Concernant le constat d’huissier écarté, le Juge des Référés du Tribunal Judiciaire avait notamment considéré qu’il résultait d’au moins une des photographies prises sur les lieux que l’huissier de justice, mandaté par Madame B., avait pénétré sur la parcelle de Monsieur Z. sans l’autorisation de celui-ci, que le muret très ancien de Madame B. s’effritait en plus d’être profondément fissuré à plusieurs endroits et qu’il présentait un réel danger de basculement.
C’est dans ces circonstances que Madame B. a interjeté appel de cette décision.
Pour autant, dans la mesure où Madame B. s’était désistée de sa demande en première instance, il apparaissait difficile pour cette dernière de faire appel et de revenir à hauteur de Cour sur la problématique du sort de ce mur, mur pour lequel le Juge des Référés avait bien pris soin de solliciter la démolition en l’état de sa dangerosité et de son insalubrité.
La Cour est sensible à cette problématique de mur et elle rappelle qu’aux termes de l’article 835 alinéa 1er du Code de Procédure Civile, le Président du Tribunal Judiciaire ou le Juge du Contentieux et de la Protection dans les limites de sa compétence peuvent toujours, même en présence d’une contestation sérieuse, prescrire en référé les mesures conservatoires ou de remise en état qui s’impose soit pour prévenir d’un dommage imminent, soit pour faire cesser un trouble manifestement illicite.
Un mur de clôture insalubre, dommage imminent
Le dommage imminent s’entend à celui qui n’est pas encore réalisé mais qui se produira surement si la situation présente doit se perpétuer, pour que la mesure sollicitée soit prononcée, il doit être constaté avec l’évidence requise en référé à la date où le Juge de première instance à statuer.
La constatation de son imminence suffit à caractériser l’urgence afin d’en éviter les effets.
Dans son rapport en date du 14 juin 2022, Monsieur F., expert, mentionne que le mur objet du litige date des années 1978 – 1979 et qu’il présente un réel danger de basculement dès lors qu’il ne possède pas de semelle de fondation, ni de ferraillage, ni de chaînages verticaux, ni horizontaux, ni joint de dilatation sur toute sa grande longueur ayant simplement été posé sur une très faible épaisseur de béton la rendant plus vulnérable.
Il ajoute qu’il est complètement lézardé et fissuré sur toute sa longueur et que ces lézardes et fissures sont existantes depuis fort longtemps.
Des réparations de fortune ayant été réalisées sans résultat.
L’expert conclut qu’il a été réalisé, sans aucune connaissance technique, qu’aucun élément structurel n’a été prévu dans sa construction et que les travaux entrepris par Monsieur Z. ne sont pas à l’origine de sa vétusté, ni de son état actuel, ledit mur n’ayant pas été touché lors de ceux-ci (les travaux entrepris par Monsieur Z.).
Il constate, par ailleurs, que ce mur est déstabilisé par le fait qu’il soit surélevé sur sa plus grande longueur de panneaux en bois de 1,80 m de hauteur, offrant une forte prise au vent et ce, sur une autre partie par mur en parpaings creux, non enduits, simplement entassés sans qu’aucun élément structurel n’ait été prévu à cet effet.
Et d’ajouter « ce mur est instable et menace de tomber car aucune règle de construction n’a été respectée.

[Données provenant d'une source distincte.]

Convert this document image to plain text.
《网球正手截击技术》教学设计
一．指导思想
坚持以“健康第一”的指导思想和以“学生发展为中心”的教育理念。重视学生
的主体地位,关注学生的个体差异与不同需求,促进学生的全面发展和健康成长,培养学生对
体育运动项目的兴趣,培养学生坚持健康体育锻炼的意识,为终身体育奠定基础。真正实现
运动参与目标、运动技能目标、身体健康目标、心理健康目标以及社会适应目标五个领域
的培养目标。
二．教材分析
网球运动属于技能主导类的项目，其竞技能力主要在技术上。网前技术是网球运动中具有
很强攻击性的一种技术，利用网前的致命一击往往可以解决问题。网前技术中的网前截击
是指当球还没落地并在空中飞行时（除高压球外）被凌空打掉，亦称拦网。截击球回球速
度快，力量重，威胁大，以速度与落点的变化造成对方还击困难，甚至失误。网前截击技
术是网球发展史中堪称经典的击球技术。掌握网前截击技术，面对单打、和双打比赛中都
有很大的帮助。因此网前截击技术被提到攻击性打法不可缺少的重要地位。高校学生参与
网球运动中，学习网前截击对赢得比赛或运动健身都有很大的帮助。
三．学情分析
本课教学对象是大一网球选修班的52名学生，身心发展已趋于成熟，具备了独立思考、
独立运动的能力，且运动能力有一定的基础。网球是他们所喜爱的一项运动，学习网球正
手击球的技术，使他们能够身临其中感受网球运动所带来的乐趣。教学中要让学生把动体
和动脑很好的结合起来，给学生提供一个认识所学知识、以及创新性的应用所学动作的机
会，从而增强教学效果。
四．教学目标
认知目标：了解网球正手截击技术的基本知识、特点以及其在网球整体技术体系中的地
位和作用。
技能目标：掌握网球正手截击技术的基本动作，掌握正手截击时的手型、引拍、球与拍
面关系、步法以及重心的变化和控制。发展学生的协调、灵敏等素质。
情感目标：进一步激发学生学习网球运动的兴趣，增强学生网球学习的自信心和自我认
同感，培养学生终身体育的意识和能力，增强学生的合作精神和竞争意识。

Il suffit de s’appuyer dessus pour s’en rendre compte : danger imminent ».
S’il est exact que ce document ne peut valoir expertise judiciaire et remporter à lui seul la conviction de la Cour dès lors qu’il n’a pas été contradictoirement, il n’en demeure pas moins un élément de preuve soumis au contradictoire des parties dès lors, sa force probante doit être appréciée par une mise en perspective avec les autres éléments du dossier.
En l’occurrence, l’état de délabrement du mur, son absence de semelle et / ou de fondation, ses fissures au droit des poteaux de clôtures, son absence de ferraillage, son incurvation et affaissement en direction de la propriété de Monsieur Z. sont corroborés par le constat dressé le 23 novembre 2021 par Maître A., huissier de justice, et les photographies qui y sont jointes.
Le rapprochement de ces deux pièces donc avec l’évidence requise en référé un risque imminant d’effondrement susceptible de causer des dégâts aux biens et aux personnes situés sur la propriété de l’intimé et notamment ses jeunes enfants.
C’est donc par des motifs pertinents que le Premier Juge a ordonné sa démolition.
Il importe peu, à cet égard, que Monsieur Z. puisse avoir pour projet d’édifier, de son côté, un massif en béton armé d’une hauteur de 30 cm et d’une épaisseur de 20 cm.
En effet, un tel ouvrage, dont Madame B. n’établit nullement qu’il a été construit, n’aura, selon Monsieur F., expert, aucune incidence sur le mur indépendant de cette dernière.
Cet homme de l’art ajoute que, s’il est susceptible de lui assurer une meilleure stabilité, il ne réparera en aucune façon ces malfaçons.
De part ses dimensions, et notamment sa hauteur de 30 à 80 cm, inférieures au mur litigieux, il ne pourra suffire à éradiquer le risque d’effondrement de ce dernier, notamment par renfort.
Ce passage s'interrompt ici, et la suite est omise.